Last spring at the Midwest Educational Technology Conference, I attended a session in which Hall Davidson, of Discovery Educators Network, spoke about using Google Earth in the classroom. At that time I was unable to use this tool because my former district blocked Google Earth in the district. (I guess they weren’t really interested in engaging students with technology.) Because I was unable to use it, I kind of filed it away in the depths of my brain. Last week this memory was brought back to the forefront by a podcast entitled The Savvy Technologist. I don’t remember what the context was, but I seem to remember something about how the United States Holocaust Memorial Museum had created a layers file for Google Earth entitled “The Crisis in Darfur.” In one of my schools there was a student movement to assist the people in Darfur and raise awareness to the community and student population.
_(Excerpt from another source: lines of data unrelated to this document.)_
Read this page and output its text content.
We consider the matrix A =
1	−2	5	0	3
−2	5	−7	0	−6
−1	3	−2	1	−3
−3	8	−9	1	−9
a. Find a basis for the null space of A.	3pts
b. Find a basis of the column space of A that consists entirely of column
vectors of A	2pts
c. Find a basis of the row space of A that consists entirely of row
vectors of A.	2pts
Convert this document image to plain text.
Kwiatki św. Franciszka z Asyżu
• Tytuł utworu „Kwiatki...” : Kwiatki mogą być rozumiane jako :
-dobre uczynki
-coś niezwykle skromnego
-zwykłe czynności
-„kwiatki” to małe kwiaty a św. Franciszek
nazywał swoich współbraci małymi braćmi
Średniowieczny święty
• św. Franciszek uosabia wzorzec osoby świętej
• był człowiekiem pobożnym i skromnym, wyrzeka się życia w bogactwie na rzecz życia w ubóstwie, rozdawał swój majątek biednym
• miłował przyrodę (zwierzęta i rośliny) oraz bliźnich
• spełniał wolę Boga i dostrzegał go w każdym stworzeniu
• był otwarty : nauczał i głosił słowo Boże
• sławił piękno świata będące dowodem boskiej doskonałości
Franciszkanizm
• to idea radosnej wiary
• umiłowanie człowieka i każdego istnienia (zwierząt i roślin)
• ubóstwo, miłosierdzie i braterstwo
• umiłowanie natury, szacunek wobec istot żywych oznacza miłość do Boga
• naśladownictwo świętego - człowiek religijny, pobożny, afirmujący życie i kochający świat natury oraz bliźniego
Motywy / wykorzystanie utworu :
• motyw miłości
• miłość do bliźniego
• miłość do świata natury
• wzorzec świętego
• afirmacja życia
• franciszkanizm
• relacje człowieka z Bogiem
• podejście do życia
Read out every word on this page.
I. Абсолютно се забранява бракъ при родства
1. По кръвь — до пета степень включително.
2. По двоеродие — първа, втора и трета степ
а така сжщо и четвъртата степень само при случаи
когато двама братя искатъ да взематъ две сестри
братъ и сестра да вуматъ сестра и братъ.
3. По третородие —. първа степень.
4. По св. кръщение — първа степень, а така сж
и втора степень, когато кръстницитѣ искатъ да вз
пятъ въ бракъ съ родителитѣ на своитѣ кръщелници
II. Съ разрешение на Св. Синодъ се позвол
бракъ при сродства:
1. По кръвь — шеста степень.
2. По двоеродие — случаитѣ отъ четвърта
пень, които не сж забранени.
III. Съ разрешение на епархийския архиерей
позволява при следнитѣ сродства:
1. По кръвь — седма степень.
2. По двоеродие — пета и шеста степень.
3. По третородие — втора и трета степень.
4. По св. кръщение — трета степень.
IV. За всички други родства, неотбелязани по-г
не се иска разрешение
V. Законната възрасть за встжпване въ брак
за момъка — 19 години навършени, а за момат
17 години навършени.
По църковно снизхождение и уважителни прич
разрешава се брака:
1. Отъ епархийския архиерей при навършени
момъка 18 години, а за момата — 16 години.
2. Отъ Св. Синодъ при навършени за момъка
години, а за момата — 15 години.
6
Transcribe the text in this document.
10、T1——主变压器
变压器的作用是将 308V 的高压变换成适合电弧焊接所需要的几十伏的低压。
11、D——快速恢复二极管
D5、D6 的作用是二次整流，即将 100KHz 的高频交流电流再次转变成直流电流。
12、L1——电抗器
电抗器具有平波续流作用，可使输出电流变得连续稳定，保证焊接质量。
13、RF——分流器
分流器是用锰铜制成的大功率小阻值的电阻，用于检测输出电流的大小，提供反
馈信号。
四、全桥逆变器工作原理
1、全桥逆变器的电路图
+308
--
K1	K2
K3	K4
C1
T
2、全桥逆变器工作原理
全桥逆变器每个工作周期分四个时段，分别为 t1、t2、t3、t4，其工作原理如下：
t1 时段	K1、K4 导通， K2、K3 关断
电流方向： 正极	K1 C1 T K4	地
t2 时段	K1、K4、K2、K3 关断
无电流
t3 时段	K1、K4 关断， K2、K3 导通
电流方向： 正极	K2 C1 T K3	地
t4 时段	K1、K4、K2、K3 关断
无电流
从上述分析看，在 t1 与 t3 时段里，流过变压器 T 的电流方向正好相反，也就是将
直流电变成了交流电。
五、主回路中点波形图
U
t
I remembered Hall Davidson’s session and approached one of the social studies teachers to see about an application of this kind for his class. Long story short-er, we’re going to create a layers file that he will use with his students as they study the Spanish-American War. This is new ground for me being a former English teacher, but I look forward to the challenges that present themselves as we work through the creation of this file.
In a related incident…
As I was exploring the Google Earth possibilities for Social Studies, I ran across Google Lit Trips. There are a collection of Google Earth layers files on this site that can be used as supplementary materials for English classes. Part of the English curriculum in my new district is the book Night by Elie Wiesel and on this site there just happened to be a file that traces his route as described in the book from deportation to liberation. It was a fascinating journey that was particularly meaningful to me after hearing Wiesel speak at the National Council of Teachers of English annual conference last year. After showing a few of the English teachers, Google Earth has been “discovered” by the school and is being considered for a variety of different applications. Teachers are excited about the possibilities that this program offers. I just wish I could have used it when I was in the classroom.